We have been running several production sites using ES as our primary data store on EC2 and using the S3 gateway for full cluster backup and recovery.
The deprecation of S3 and the local storage direction does not work for us. We run EC2 instances with no (miniscule) local FS, high memory and high IO. The reason EBS does not work for us is because we let Amazon Elastic Beanstalk control the creation/destruction of all our instances based on cluster load. We do not manage EBS instances.
The S3 gateway has been working perfectly for us, so I ask, why deprecate the shared gateway solutions? Are their technical problems with their implementations?
Thanks for the link. I guess my problem is the deprecation of a feature like this because of a use case where performance takes priority over infrastructure. While that may suit many (most?) users of ES, we don't have any issues with the performance of ES when using an S3 gateway, and the convenience of using it as a backup is unrivaled compared to an API.
So, there is no technical reason for deprecating the S3 gateway, just that the necessary IO to an external storage system carries with it an implication of performance degradation that may impact some use cases?
I'm thankful that the shared gateway should be able to be maintained in a separate project, but isn't the option for an integrated data backup solution that survives cluster shutdown important enough to remain for those use cases where ES is the main source of truth.

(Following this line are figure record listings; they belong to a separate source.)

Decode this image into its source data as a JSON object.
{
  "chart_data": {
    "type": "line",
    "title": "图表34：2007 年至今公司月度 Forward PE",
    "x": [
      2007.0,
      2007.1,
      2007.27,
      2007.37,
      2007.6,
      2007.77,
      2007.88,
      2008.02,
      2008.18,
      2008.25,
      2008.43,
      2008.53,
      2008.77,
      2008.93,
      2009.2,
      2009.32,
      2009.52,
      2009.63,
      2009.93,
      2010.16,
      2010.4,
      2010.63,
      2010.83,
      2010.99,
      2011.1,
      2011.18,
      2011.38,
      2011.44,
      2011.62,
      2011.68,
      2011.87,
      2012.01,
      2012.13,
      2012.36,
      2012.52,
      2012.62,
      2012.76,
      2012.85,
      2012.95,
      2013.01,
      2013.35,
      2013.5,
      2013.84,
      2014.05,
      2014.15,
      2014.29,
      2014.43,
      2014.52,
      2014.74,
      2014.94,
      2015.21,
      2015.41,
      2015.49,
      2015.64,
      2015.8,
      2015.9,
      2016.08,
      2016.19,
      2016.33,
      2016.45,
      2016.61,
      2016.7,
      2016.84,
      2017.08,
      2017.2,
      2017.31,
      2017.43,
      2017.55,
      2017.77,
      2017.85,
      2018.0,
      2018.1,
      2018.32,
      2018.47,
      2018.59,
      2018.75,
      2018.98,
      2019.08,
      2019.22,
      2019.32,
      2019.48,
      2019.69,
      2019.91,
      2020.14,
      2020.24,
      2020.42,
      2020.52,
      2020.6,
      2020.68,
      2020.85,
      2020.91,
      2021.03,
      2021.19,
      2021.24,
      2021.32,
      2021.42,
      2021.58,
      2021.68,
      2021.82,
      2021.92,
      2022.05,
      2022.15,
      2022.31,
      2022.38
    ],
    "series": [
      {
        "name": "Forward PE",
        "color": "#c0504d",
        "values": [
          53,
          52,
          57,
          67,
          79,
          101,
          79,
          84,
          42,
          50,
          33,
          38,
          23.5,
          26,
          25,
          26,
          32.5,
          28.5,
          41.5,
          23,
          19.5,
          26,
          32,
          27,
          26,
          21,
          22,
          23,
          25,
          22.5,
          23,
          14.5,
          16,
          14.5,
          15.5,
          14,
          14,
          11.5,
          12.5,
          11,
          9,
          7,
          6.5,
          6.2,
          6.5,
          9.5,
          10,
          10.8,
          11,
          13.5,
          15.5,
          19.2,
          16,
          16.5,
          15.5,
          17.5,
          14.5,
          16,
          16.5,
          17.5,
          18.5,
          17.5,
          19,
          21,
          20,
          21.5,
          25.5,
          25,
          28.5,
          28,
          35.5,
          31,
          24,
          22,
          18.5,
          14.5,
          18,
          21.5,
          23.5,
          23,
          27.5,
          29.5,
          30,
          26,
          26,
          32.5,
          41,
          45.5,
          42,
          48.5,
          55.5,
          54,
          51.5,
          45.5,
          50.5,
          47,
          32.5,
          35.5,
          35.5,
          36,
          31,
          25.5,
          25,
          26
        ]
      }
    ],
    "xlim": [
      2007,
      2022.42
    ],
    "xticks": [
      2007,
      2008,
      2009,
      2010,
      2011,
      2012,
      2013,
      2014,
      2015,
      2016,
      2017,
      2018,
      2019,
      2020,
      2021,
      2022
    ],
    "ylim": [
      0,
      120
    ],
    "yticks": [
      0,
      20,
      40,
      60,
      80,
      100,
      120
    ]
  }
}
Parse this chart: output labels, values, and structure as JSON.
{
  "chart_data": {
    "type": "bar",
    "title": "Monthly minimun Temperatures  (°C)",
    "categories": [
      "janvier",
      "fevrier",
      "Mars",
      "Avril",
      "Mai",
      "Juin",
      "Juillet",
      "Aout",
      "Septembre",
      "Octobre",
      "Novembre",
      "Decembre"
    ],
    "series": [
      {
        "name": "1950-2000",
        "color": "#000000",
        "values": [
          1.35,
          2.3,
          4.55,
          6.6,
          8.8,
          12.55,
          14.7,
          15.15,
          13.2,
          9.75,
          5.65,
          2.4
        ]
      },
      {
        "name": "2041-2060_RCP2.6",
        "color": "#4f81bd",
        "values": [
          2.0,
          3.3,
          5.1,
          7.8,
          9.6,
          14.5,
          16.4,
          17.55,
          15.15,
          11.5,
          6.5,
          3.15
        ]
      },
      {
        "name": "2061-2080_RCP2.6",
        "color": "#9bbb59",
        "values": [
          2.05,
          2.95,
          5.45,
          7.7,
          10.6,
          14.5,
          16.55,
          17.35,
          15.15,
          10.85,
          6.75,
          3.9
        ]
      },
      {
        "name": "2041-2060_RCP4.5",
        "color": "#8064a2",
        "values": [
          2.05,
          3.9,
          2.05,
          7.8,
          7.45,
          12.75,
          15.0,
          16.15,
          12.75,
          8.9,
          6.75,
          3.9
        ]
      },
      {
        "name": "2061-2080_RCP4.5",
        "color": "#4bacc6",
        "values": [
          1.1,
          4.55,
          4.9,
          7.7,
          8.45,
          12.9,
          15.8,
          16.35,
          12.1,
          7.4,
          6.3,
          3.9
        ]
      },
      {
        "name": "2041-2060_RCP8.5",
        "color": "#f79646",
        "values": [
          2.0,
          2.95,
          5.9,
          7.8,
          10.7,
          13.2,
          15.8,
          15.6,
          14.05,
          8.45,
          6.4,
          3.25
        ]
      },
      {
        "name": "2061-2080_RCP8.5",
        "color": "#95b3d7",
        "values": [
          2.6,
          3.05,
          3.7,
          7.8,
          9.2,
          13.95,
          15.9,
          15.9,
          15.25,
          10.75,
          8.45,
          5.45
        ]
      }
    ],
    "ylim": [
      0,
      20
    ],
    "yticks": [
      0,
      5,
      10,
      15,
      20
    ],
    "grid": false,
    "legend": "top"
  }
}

Perhaps kimchy's assertion that using the shared gateway as a backup solution is a misuse of the feature is what I don't fully understand. We embed ES as our only data persistence into a running web application. We run on EC2 instances which are under the control of Elastic Beanstalk. There are no EBS volumes to snapshot. We use S3 gateway to recover after full cluster shutdowns (version upgrades to our software). I agree that this is an unusual way of using ES as most people deploy ES as a server unto itself, but the advantages it gives us in dynamically shrinking and growing our cluster capacity is unrivaled because everything is self contained in the web app. I can run 1 server or 100 servers with the exact same WAR file deployed, and Amazon decides when to tear down or start up new servers solely by monitoring metrics. It's may seem a bit strange but it is also a beautiful thing to watch.